Now the clincher. When I got back into in my VW bug this song began to play as I drove away.

3 comments:

nanc said...

i left a very long comment here a couple of days ago and after i submitted it, got an error message!

and, it was quite touching.

you're one of the good guys, iopian - it shows in your sentiments.

*8]

IOpian said...

I wish I could say it has always been that way but it hasn't. I feel I have a short time to do a lot of repenting. I have mellowed but I can turn on the old me at a drop of a dime. I know that if I ever caught someone harming a child or the elderly I would beat them to near-death on the spot.

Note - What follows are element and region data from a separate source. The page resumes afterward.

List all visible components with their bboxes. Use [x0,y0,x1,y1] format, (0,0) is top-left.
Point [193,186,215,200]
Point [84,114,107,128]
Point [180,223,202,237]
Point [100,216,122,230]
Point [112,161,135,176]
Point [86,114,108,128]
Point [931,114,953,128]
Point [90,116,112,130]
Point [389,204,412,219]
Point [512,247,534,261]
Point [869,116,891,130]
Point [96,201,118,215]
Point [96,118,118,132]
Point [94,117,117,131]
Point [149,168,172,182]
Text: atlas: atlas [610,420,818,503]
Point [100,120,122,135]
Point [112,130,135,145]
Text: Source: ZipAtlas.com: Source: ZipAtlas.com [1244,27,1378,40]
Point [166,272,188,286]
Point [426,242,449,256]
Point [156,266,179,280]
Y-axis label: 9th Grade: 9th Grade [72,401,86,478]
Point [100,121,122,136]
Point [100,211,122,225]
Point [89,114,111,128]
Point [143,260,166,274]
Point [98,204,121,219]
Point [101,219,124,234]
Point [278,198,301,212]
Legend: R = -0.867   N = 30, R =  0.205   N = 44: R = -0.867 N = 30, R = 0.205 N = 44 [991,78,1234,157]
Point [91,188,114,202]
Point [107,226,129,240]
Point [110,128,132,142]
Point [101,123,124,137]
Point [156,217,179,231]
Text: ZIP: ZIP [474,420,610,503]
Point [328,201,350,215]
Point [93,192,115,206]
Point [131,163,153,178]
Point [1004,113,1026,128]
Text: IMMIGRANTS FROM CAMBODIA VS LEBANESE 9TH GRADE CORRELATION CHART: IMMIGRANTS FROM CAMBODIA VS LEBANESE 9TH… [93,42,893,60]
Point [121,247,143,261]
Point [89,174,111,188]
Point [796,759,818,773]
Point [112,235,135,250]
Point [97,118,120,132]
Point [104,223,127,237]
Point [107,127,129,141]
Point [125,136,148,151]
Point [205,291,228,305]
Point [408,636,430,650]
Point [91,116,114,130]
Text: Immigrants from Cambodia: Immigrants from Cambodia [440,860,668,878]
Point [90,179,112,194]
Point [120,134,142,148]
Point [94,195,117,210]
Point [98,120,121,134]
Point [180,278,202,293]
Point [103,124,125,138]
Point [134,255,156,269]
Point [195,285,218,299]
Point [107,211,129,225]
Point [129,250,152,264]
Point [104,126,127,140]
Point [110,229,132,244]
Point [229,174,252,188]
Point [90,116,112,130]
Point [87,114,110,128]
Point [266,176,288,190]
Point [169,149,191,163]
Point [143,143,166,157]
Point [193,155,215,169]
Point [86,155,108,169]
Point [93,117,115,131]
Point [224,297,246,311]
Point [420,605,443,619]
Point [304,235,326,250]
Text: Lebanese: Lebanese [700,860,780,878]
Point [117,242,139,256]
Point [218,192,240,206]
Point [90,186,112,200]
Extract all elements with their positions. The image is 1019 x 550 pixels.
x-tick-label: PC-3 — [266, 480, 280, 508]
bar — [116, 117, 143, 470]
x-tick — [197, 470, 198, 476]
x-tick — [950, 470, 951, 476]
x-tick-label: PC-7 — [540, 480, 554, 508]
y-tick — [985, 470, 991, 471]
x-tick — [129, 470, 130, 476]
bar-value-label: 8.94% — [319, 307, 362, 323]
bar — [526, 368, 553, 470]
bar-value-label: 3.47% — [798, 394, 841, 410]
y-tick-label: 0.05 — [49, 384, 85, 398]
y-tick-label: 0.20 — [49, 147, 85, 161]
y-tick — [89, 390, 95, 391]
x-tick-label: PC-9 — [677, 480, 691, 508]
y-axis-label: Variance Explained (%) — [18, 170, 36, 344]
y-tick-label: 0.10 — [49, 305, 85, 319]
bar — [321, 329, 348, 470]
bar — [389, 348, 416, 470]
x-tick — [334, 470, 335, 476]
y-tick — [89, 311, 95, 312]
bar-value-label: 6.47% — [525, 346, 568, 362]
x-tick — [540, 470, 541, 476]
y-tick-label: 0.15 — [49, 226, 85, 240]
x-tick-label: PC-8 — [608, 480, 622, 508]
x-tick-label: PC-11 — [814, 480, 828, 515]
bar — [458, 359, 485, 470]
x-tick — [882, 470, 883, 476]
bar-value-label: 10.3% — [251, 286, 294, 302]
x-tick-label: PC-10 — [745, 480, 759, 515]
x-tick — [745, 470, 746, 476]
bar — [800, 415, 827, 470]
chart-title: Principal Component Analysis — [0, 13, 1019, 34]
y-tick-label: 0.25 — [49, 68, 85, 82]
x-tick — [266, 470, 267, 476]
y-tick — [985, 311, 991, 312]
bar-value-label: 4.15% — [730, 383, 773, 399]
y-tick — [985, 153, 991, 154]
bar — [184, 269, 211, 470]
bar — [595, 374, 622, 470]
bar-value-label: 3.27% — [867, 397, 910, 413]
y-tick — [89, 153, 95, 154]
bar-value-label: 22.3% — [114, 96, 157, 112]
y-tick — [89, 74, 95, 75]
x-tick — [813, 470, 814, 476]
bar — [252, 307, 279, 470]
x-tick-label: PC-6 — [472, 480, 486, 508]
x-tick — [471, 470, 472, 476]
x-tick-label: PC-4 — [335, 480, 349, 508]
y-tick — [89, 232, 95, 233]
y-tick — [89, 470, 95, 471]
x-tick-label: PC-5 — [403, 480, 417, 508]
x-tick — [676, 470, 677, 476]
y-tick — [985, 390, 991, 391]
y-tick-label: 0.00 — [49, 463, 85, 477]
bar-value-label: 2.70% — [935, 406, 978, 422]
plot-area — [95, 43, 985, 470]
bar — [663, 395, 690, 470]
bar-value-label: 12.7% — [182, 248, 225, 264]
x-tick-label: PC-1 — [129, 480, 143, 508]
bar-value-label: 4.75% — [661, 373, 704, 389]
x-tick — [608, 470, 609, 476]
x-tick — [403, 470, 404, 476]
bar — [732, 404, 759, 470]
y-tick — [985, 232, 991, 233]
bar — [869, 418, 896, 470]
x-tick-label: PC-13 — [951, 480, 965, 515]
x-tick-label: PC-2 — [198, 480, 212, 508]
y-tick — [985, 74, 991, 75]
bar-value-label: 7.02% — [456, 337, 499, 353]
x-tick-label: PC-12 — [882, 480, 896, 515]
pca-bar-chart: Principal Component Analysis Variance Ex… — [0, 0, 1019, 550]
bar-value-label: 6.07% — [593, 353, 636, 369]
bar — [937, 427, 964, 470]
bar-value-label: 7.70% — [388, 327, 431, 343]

I became a Christian right around the time I am talking about in this post. I wasn't all that good of one but it is a growing process. I don't believe in religion for myself but if others choose that path, good for them. It's the destination that matters and God didn't intend for us all to crowd into the same bus for the journey. But one thing for certain is that I have had experiences that have proven to me that Jesus keeps me around for some reason and I have no idea why but he has gotten me out of some interesting situations.

In one case, late at night, I drove through a herd of cattle on a bridge and someone was actually there to see it happen. I did not hit or touch one single cow. We still talk about it today 30 years later. There are many such episodes.

So as hard-headed as I can be I came to the conclusion that Jesus is not just my savior but my personal friend that writes me letters on my heart to stay in touch. Somtimes I'm not very good at writing back.

Now that I'm old I just want to view the world like he does. He's like the father a kid wants to be like. I fail as many times as I succeed and when I fail he gets a chuckle out of it just like a loving father smiles watching his 1 year-old fall on his butt learning to walk.

I have long since passed the stage where I think I can change the world. But the one thing we all can do is plant seeds in others minds and let them manifest in their own time. It won't save the world but it may save that person.

Take your favorite troll... I think she is young and searching, she doesn't like herself at the moment and she is like that scared little child inside of all of us wanting to belong and accepted. If she didn't want to change why does she come to your place for her daily spanking ? So the thing is to not drive her away but to plant ideas and let them soak for a while. And she will struggle and try to defend her position but chip by chip the facade comes down and in her own mullings when she 'grows up' she will look back and think... ya know maybe they were onto something.

Which is why I blog. I have no intent to put up ads or let it become my day and night desire. Though I work out of my house I just don't have the time. But one thing that gives me satisfaction is to comment on those places you and I comment and see it either tone down an obnoxious troll or change the direction of the discussion. Then have someone repeat the idea in their own words later. For all of us that is a certain power to influence one another and slowly change the view of other people. Which is what Christians are suppose to do.

Unfortunately too many use the 'in yer face' approach where they believe their bus is the only bus and that defeats the mission. Like a plant, you don't dump a lifetime of water on it but instead water it only when it needs it to make it grow.

This is my purpose the last decades of my life.

nanc said...

i love Yeshua also.

i'm believing my troll, as you put her - was beginning to see the rest of us for who we really are and it scared her.

she's on my heart everyday.

remember, iopian - there are none righteous, no not one.

there are however, good people and bad people, christians and non-christians. i'm pleased to be in the midst of believers.